Without a say so from my family, I could remain in a limbo of machines and tubes indefinitely.

And without Advanced Directives I would leave my family facing wrenching decisions.

With this paperwork in place, my family will be better able to speak for me if I can’t speak for myself.

I had a good conversation with family members about my End off Life Wishes—so it seemed time to put pen to paper.

I opened The Colorado Hospital Association’s pamphlet: Your Right to Make Healthcare Decisions.

This booklet offers information and forms for advanced planning.

The booklet includes several parts. The most important section in my mind is the Medical Durable Power of Attorney.

By filling out this form, I appointed one of our daughters to make medical decisions for me if I’m incapacitated.
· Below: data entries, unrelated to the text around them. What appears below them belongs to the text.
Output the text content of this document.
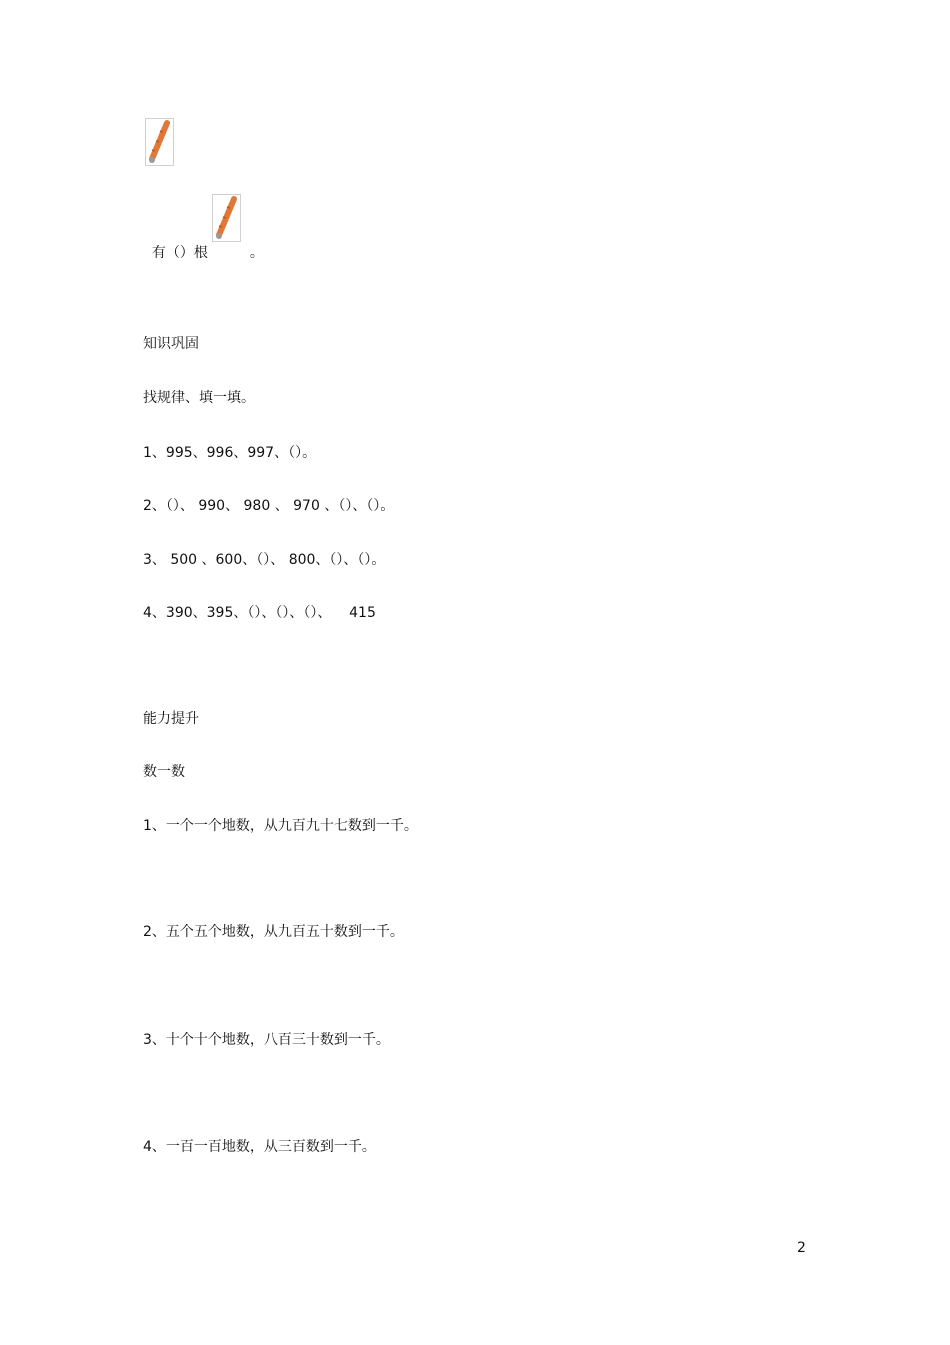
有（）根	。

知识巩固
找规律、填一填。
1、995、996、997、（）。
2、（）、 990、 980 、 970 、（）、（）。
3、 500 、600、（）、 800、（）、（）。
4、390、395、（）、（）、（）、    415
能力提升
数一数
1、一个一个地数，从九百九十七数到一千。
2、五个五个地数，从九百五十数到一千。
3、十个十个地数，八百三十数到一千。
4、一百一百地数，从三百数到一千。
2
Our other daughters are designated to step in if needed.

Another section in the booklet is a form for a Living Will.

This second form lets you put into writing the kind of medical care you want—or don’t want.

A third form in the booklet lets you decide whether you want CPR (Cardio Pulmonary Resuscitation) if your heart stops or you stop breathing.

While Advanced Directives don’t try to answer every question that may arise, hopefully these forms will help family and medical staff if I’m unable to speak for myself.

I’m glad I completed the Advanced Directives, but I found it difficult to wade through all the legal jargon in the documents.

I think a class to help fill out such documents would be helpful.

Apparently others also find this task daunting since only about 25% of adults have filled out these forms.

I can’t speak for others, but what I really needed was an Advanced Directives for Dummies book.

I have mailed copies of m Advanced Directives to my physician and to our daughter. And I have one copy tucked away in our freezer—right next to the frozen peas.

Filling out Advanced Directives ranks right up there with root canals, colonoscopy preps and IRS forms. But if I can trudge through this form so can you!